Cross-docking experiment is carried out in situations where a crystal structure of the protein with a ligand bound in the binding site is known. During drug discovery, the binding of different ligands to the same protein needs to be evaluated accounting for potential changes in the protein side-chain or backbone conformation [2]. Firstly, for our cross-docking experiment, we randomly selected the crystal structure of Penicillin acylase enzyme bound with 10 different ligands from the Astex non-native dataset [44]. The ligand was cross-docked to the non-native conformer of the same protein using iMOLSDOCK. The results are shown in Supplementary Table 5. For all the 10 cases, the best sampled structure of the ligand is within 2.01 Å from the native structure. Secondly, for our cross-docking experiment, we randomly selected 10 cases from the SEQ17 dataset [45] which contains apo and holo pairs for a diverse set of receptors [45]. This cross-docking experiment is carried to check whether iMOLSDOCK is able to perform the protein side-chain conformational change that is required for ligand binding as rigid docking is likely to fail for these cases. The results obtained were compared with the results obtained from GOLD docking tool. RMSD of the best sampled solution of iMOLSDOCK and GOLD are shown in Supplementary Table 6. Except for one case (1it8), iMOLSDOCK was not able to bind the ligand at least within 2.00 Å from the native structure. In case 1it8, the ligand could approach the active site, as iMOLSDOCK modified the side-chain torsion angle of the active site residue Phe229 from 99.4° (apo form which is the starting structure) to 60.0° (native = 68.8°) thereby enabling the ligand to bind with RMSD = 1.43 Å from the native ligand. However, for case 1k4h, iMOLSDOCK was not able to alter the conformation of Tyr106, the active site residue blocking the entry of the ligand into the active site. Whereas GOLD, using the ‘rotamer’ option for receptor flexibility, was able to give a rotameric shift to Tyr106 enabling ligand binding with RMSD = 0.85 Å from the native structure. Side-chain torsion angle difference between the apo and the holo form of the active site residue Tyr106 is 109.2°. iMOLSDOCK is currently equipped to provide small side-chain fluctuations to the flexible residues in the receptor active site.
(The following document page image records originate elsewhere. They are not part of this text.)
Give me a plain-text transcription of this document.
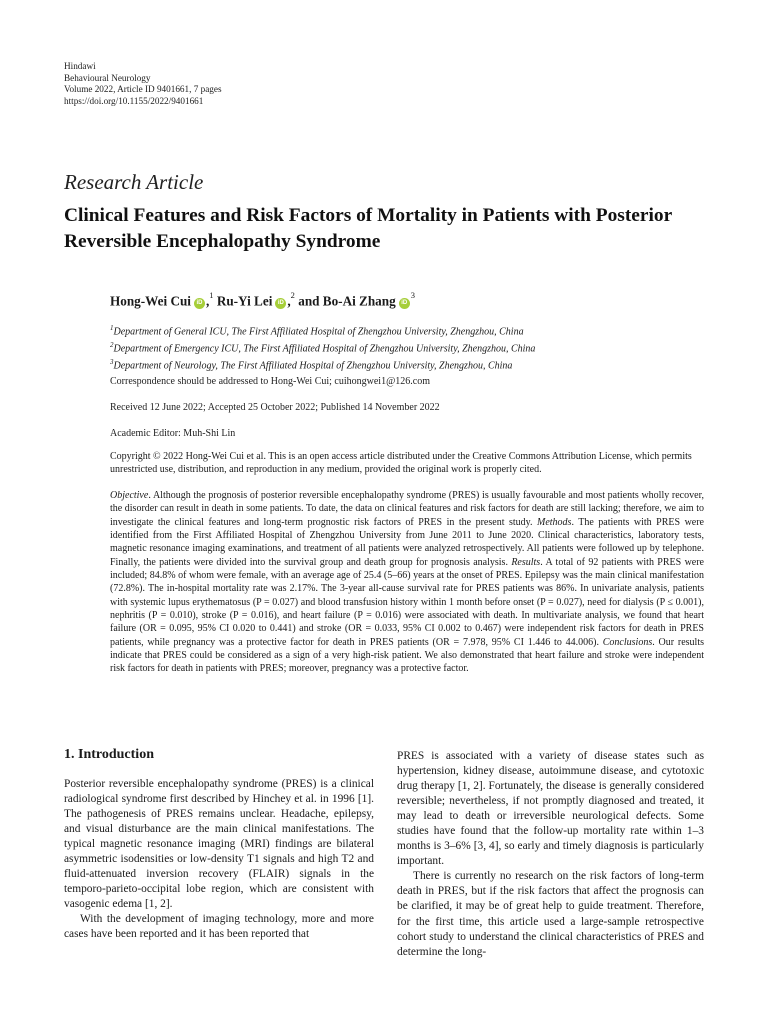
Hindawi
Behavioural Neurology
Volume 2022, Article ID 9401661, 7 pages
https://doi.org/10.1155/2022/9401661
Research Article
Clinical Features and Risk Factors of Mortality in Patients with Posterior Reversible Encephalopathy Syndrome
Hong-Wei Cui iD ,$^1$ Ru-Yi Lei iD ,$^2$ and Bo-Ai Zhang $iD^3$
$^1$Department of General ICU, The First Affiliated Hospital of Zhengzhou University, Zhengzhou, China
$^2$Department of Emergency ICU, The First Affiliated Hospital of Zhengzhou University, Zhengzhou, China
$^3$Department of Neurology, The First Affiliated Hospital of Zhengzhou University, Zhengzhou, China
Correspondence should be addressed to Hong-Wei Cui; cuihongwei1@126.com
Received 12 June 2022; Accepted 25 October 2022; Published 14 November 2022
Academic Editor: Muh-Shi Lin
Copyright © 2022 Hong-Wei Cui et al. This is an open access article distributed under the Creative Commons Attribution License, which permits unrestricted use, distribution, and reproduction in any medium, provided the original work is properly cited.
Objective. Although the prognosis of posterior reversible encephalopathy syndrome (PRES) is usually favourable and most patients wholly recover, the disorder can result in death in some patients. To date, the data on clinical features and risk factors for death are still lacking; therefore, we aim to investigate the clinical features and long-term prognostic risk factors of PRES in the present study. Methods. The patients with PRES were identified from the First Affiliated Hospital of Zhengzhou University from June 2011 to June 2020. Clinical characteristics, laboratory tests, magnetic resonance imaging examinations, and treatment of all patients were analyzed retrospectively. All patients were followed up by telephone. Finally, the patients were divided into the survival group and death group for prognosis analysis. Results. A total of 92 patients with PRES were included; 84.8% of whom were female, with an average age of 25.4 (5–66) years at the onset of PRES. Epilepsy was the main clinical manifestation (72.8%). The in-hospital mortality rate was 2.17%. The 3-year all-cause survival rate for PRES patients was 86%. In univariate analysis, patients with systemic lupus erythematosus (P = 0.027) and blood transfusion history within 1 month before onset (P = 0.027), need for dialysis (P ≤ 0.001), nephritis (P = 0.010), stroke (P = 0.016), and heart failure (P = 0.016) were associated with death. In multivariate analysis, we found that heart failure (OR = 0.095, 95% CI 0.020 to 0.441) and stroke (OR = 0.033, 95% CI 0.002 to 0.467) were independent risk factors for death in PRES patients, while pregnancy was a protective factor for death in PRES patients (OR = 7.978, 95% CI 1.446 to 44.006). Conclusions. Our results indicate that PRES could be considered as a sign of a very high-risk patient. We also demonstrated that heart failure and stroke were independent risk factors for death in patients with PRES; moreover, pregnancy was a protective factor.
1. Introduction

Posterior reversible encephalopathy syndrome (PRES) is a clinical radiological syndrome first described by Hinchey et al. in 1996 [1]. The pathogenesis of PRES remains unclear. Headache, epilepsy, and visual disturbance are the main clinical manifestations. The typical magnetic resonance imaging (MRI) findings are bilateral asymmetric isodensities or low-density T1 signals and high T2 and fluid-attenuated inversion recovery (FLAIR) signals in the temporo-parieto-occipital lobe region, which are consistent with vasogenic edema [1, 2].

With the development of imaging technology, more and more cases have been reported and it has been reported that

PRES is associated with a variety of disease states such as hypertension, kidney disease, autoimmune disease, and cytotoxic drug therapy [1, 2]. Fortunately, the disease is generally considered reversible; nevertheless, if not promptly diagnosed and treated, it may lead to death or irreversible neurological defects. Some studies have found that the follow-up mortality rate within 1–3 months is 3–6% [3, 4], so early and timely diagnosis is particularly important.

There is currently no research on the risk factors of long-term death in PRES, but if the risk factors that affect the prognosis can be clarified, it may be of great help to guide treatment. Therefore, for the first time, this article used a large-sample retrospective cohort study to understand the clinical characteristics of PRES and determine the long-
The aim of the current paper is to improve iMOLSDOCK by enabling small molecule-protein docking with induced-fit receptor flexibility. The docking failures observed has shown us areas where iMOLSDOCK and the scoring function may be improved. Especially, the addition of rotameric side-chain flexibility along with ring-flipping [11, 46] algorithm might enhance iMOLSDOCK especially for cross-docking experiments.

Conclusion

We have extended the ‘induced-fit’ docking feature in iMOLSDOCK, from docking peptide ligands to dock drug-like small molecule ligands. Test runs using 34 protein–ligand complexes from the PDB show that the method performs well. We have tested iMOLSDOCK with two different force fields (GAFF and MMFF94) for calculating the intra-ligand energy of the scoring function. Comparison of iMOLSDOCK with AutoDock Vina and GOLD shows that sampling in iMOLSDOCK is better than the other two tools. The search space in iMOLSDOCK is much greater than in Vina or GOLD as it allows for more flexible residues than Vina and GOLD. iMOLSDOCK is also able to predict alternate binding modes.